OK, here goes: all of the rules for variable scope in C.

• A variable never has scope in the code before it is declared. That would be silly.

• If a variable is in curly braces, then at the closing curly brace, the variable goes out of scope. Semi-exception: for loops and functions have variables in parens just before their opening curly brace; variables declared within the parens have scope as if they were declared inside the curly braces.

• If a variable isn't inside any curly braces, then it has scope from its declaration to the end of the file. Semi-exception: you can use the extern keyword to refer to a variable in another file.

OK, you're done.

There is no class scope, prototype scope, friend scope, namespace scope, dynamic scope, extent issues, or special scoping keywords or operators (beyond those curly braces). Does lexical scoping confuse you? Don't worry about it. If you know where the curly braces are, you can determine which variables can be used where.

In fact, most C textbooks (including Modeling with Data) make this more complicated than necessary by talking about functions as separate from curly-brace scope, rather than being just another example. Here is a sample function, to sum all the values up to the input number:

int sum (int max){
int total=0;
for (int i=0; i<= max; i++){
total += i;
}
}


Then max and total have scope inside the function, by the curly-brace rule and the semi-exception about how variables in parens just before the curly brace act as if they are inside the braces. The same holds with the for loop, and how i is born and dies with the curly braces of the for loop.

In fact, forget about where they taught you to put curly braces, and let's just throw them in wherever we want some more scope restrictions.

You might want them around macros, for example. I'll have more examples in the near future, but here's a simple one:

#include <stdio.h>

#define sum(max, out) {             \
int total=0;                    \
for (int i=0; i<= max; i++){    \
total += i;                 \
}                               \
out = total;                    \
}

int main(){
int out;
int total = 5;
sum(5, out);
printf("out= %i original total=%i\n", out, total);
}


I just turned the above function into a macro, but even as a macro it still needs an intermediate variable for summing elements. Putting the whole macro in curly braces allows us to have an intermediate variable named total independent of whatever is going on outside the macro.
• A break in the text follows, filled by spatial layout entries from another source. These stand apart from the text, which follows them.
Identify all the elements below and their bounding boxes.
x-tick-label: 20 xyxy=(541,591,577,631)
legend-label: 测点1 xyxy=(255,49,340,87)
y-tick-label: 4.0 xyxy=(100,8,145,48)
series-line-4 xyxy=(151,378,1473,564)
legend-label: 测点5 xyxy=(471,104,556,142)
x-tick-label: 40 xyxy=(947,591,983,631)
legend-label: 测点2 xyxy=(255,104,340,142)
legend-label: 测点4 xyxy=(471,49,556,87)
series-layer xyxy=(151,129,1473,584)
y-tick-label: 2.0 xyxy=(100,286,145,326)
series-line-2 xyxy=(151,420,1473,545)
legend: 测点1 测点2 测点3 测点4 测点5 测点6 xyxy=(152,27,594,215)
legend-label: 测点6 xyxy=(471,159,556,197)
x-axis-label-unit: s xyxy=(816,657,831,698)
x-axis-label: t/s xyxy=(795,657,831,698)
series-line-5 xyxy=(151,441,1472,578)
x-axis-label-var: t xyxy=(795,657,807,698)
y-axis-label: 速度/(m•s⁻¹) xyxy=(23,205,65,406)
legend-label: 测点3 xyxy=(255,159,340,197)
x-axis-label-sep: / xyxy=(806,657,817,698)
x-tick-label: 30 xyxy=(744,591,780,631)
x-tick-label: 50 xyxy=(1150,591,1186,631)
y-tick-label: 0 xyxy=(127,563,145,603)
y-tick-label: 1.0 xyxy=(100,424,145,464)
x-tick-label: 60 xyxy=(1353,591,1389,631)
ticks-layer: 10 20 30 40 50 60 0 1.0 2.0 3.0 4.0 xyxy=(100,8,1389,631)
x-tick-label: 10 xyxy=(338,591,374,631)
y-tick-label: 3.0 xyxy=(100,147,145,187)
Using gcc -E curly.c, we see that the preprocessor expands the macro as below, and following the curly braces shows us that there's no chance that the total in the macro's scope will interfere with the total in the main scope:

int main(){
int out;
int total = -1;
{ int total=0; for (int i=0; i<= 5; i++){ total += i; } out = total; };
printf("out= %i total=%i\n", out, total);
}


But we aren't protected from all name clashes. What happens if we were to write int out, i=5; sum(i, out);?

Summary paragraph: C is awesome for having such simple scoping rules, which effectively consist of finding the end of the enclosing curly braces or the end of the file. You can teach the whole scoping system to a novice student in maybe ten minutes. For the experienced author, the rule is more general than just the curly braces for functions and for loops, so you can use them for occasional additional scoping restrictions in exceptional situations.